Figma, the collaborative design software powerhouse, took a major step toward going public on Tuesday by filing its S-1 with the SEC. While the filing stops short of revealing how many shares will be offered or at what price, it provides the most comprehensive look yet into Figma’s financial performance—and signals one of the most anticipated tech IPOs of the year.
IPO research firm Renaissance Capital estimates that Figma could raise up to $1.5 billion in its public offering. That figure would put it in direct competition with CoreWeave, whose $1.5 billion debut currently ranks as the largest tech IPO of 2025.
Revenue and Profitability: A Closer Look
Figma’s financials show significant growth. In 2024, the company generated $749 million in revenue, marking a 48% increase from the prior year. That momentum continued into early 2025, with first-quarter revenue growing 46% year-over-year. The company also reports a rolling 12-month revenue of $821 million and a striking 91% gross margin—metrics that are likely to appeal to both institutional and retail investors.
Figma’s profitability story is nuanced. While it was profitable in 2023, the company reported a $732 million net loss that same year, primarily due to a one-time stock-based compensation event. Specifically, Figma granted 10.5 million stock options to employees at $8.50 per share. However, profitability returned in the fourth quarter of 2024 and continued into Q1 of 2025.
Figma also reported negligible debt in its filing, though it has left space to update that figure as needed, potentially tied to its revolving credit line.
Ownership, Voting Power, and Early Cash-Outs
Among the more eye-catching details in the S-1 is Figma’s internal power structure. CEO and co-founder Dylan Field holds about 75% of the company’s voting power pre-IPO, largely due to super-voting Class B shares. Former co-founder Evan Wallace, who left the company in 2021, has transferred his voting rights to Field, though his family trust still holds around one-third of the Class B shares.
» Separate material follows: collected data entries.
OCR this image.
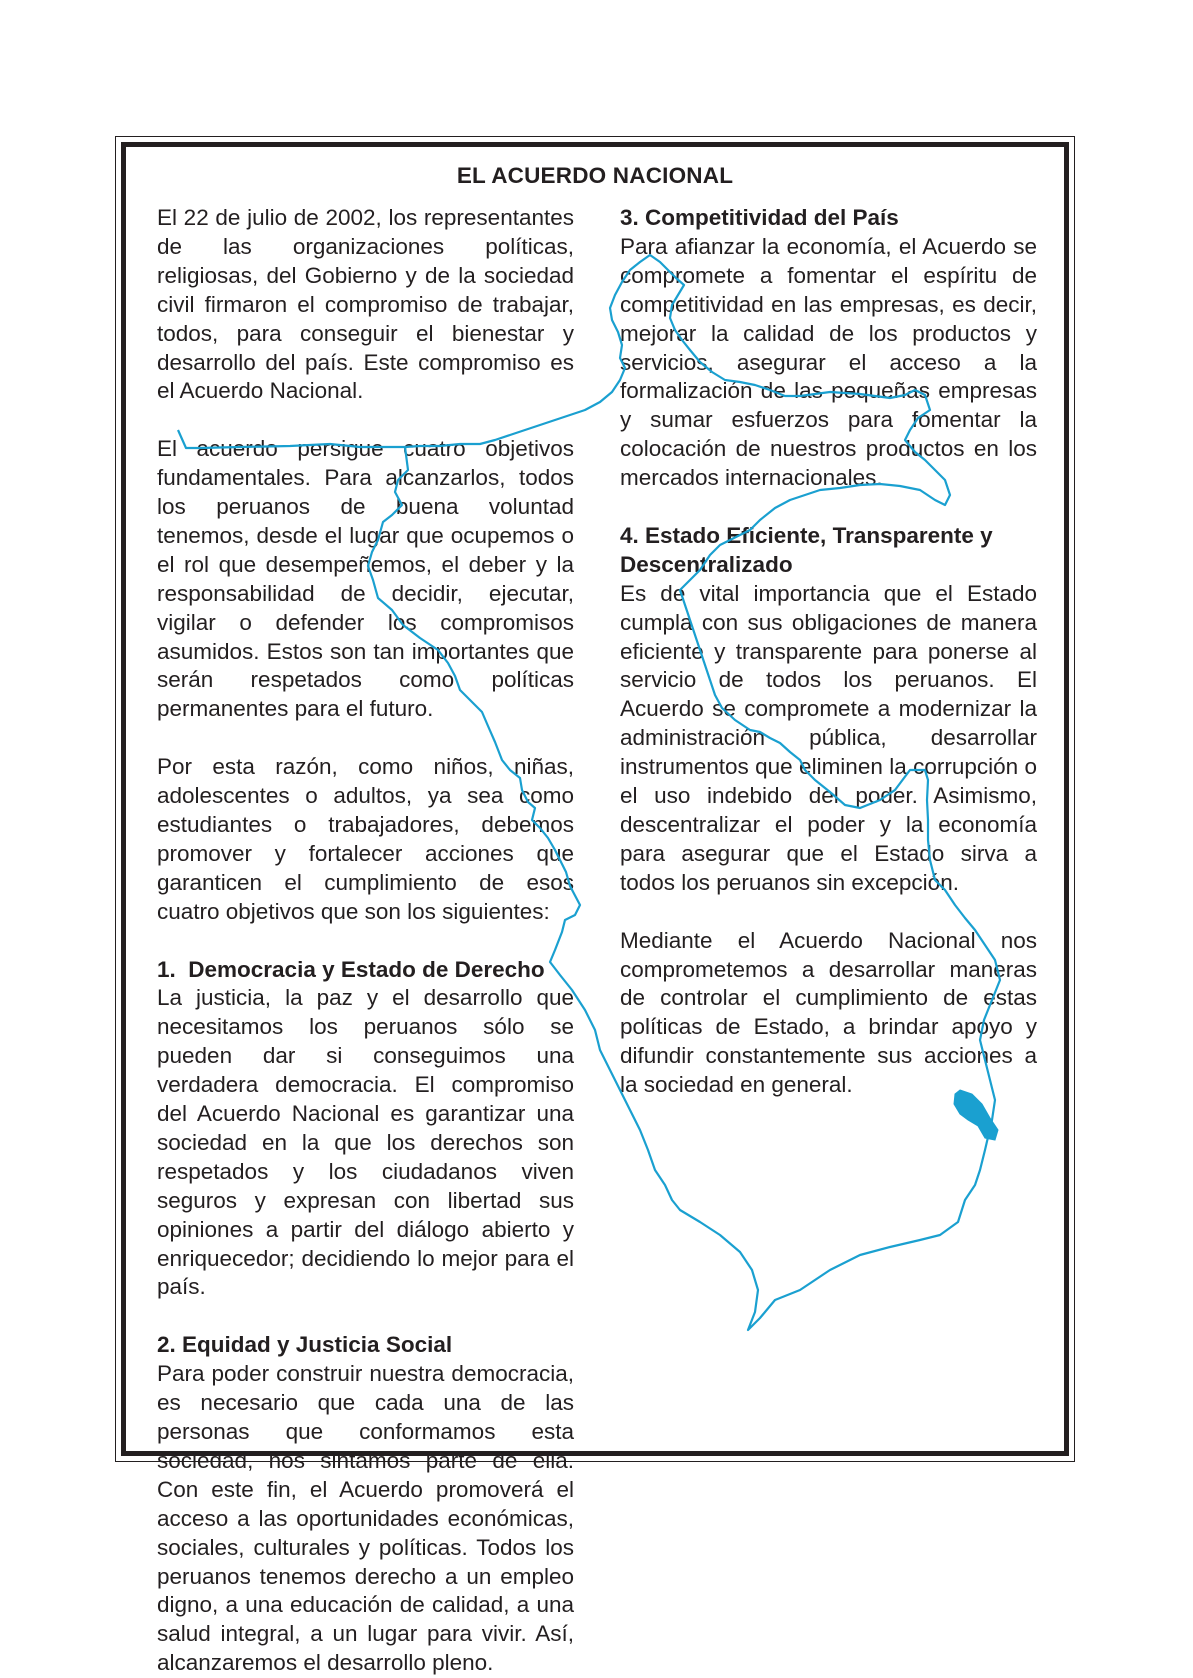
EL ACUERDO NACIONAL

El 22 de julio de 2002, los representantes de las organizaciones políticas, religiosas, del Gobierno y de la sociedad civil firmaron el compromiso de trabajar, todos, para conseguir el bienestar y desarrollo del país. Este compromiso es el Acuerdo Nacional.

El acuerdo persigue cuatro objetivos fundamentales. Para alcanzarlos, todos los peruanos de buena voluntad tenemos, desde el lugar que ocupemos o el rol que desempeñemos, el deber y la responsabilidad de decidir, ejecutar, vigilar o defender los compromisos asumidos. Estos son tan importantes que serán respetados como políticas permanentes para el futuro.

Por esta razón, como niños, niñas, adolescentes o adultos, ya sea como estudiantes o trabajadores, debemos promover y fortalecer acciones que garanticen el cumplimiento de esos cuatro objetivos que son los siguientes:

1.  Democracia y Estado de Derecho

La justicia, la paz y el desarrollo que necesitamos los peruanos sólo se pueden dar si conseguimos una verdadera democracia. El compromiso del Acuerdo Nacional es garantizar una sociedad en la que los derechos son respetados y los ciudadanos viven seguros y expresan con libertad sus opiniones a partir del diálogo abierto y enriquecedor; decidiendo lo mejor para el país.

2. Equidad y Justicia Social

Para poder construir nuestra democracia, es necesario que cada una de las personas que conformamos esta sociedad, nos sintamos parte de ella. Con este fin, el Acuerdo promoverá el acceso a las oportunidades económicas, sociales, culturales y políticas. Todos los peruanos tenemos derecho a un empleo digno, a una educación de calidad, a una salud integral, a un lugar para vivir. Así, alcanzaremos el desarrollo pleno.

3. Competitividad del País

Para afianzar la economía, el Acuerdo se compromete a fomentar el espíritu de competitividad en las empresas, es decir, mejorar la calidad de los productos y servicios, asegurar el acceso a la formalización de las pequeñas empresas y sumar esfuerzos para fomentar la colocación de nuestros productos en los mercados internacionales.

4. Estado Eficiente, Transparente y Descentralizado

Es de vital importancia que el Estado cumpla con sus obligaciones de manera eficiente y transparente para ponerse al servicio de todos los peruanos. El Acuerdo se compromete a modernizar la administración pública, desarrollar instrumentos que eliminen la corrupción o el uso indebido del poder. Asimismo, descentralizar el poder y la economía para asegurar que el Estado sirva a todos los peruanos sin excepción.

Mediante el Acuerdo Nacional nos comprometemos a desarrollar maneras de controlar el cumplimiento de estas políticas de Estado, a brindar apoyo y difundir constantemente sus acciones a la sociedad en general.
The document also confirms that Field sold approximately $20 million in shares as part of a 2024 employee tender offer—an early liquidity event for some stakeholders before the public offering.
AI Integration and Competitive Risks
Figma's S-1 also touches on the growing impact of AI in the design space. While the company has already launched several AI features, it acknowledges that competition from upstarts—like AI-powered design tool Lovable—poses a potential threat. Figma notes that while it is heavily investing in generative AI capabilities, the rapid pace of innovation in this sector means staying competitive won’t be easy.
“There can be no guarantee that our products will remain competitive as new AI technologies are developed,” Figma stated in its filing.
What’s Next?
The IPO's final terms—including share count and pricing—have yet to be announced. Major venture backers include Index Ventures, Greylock, Kleiner Perkins, and Sequoia, though it's unclear whether any will sell shares in the IPO.
With strong revenue, a high gross margin, a clear product-market fit, and expanding AI capabilities, Figma appears well-positioned to attract investor interest. But the competitive AI landscape and internal control dynamics will be closely watched as the company enters the public markets.
If successful, Figma’s IPO could become one of the defining tech market events of 2025.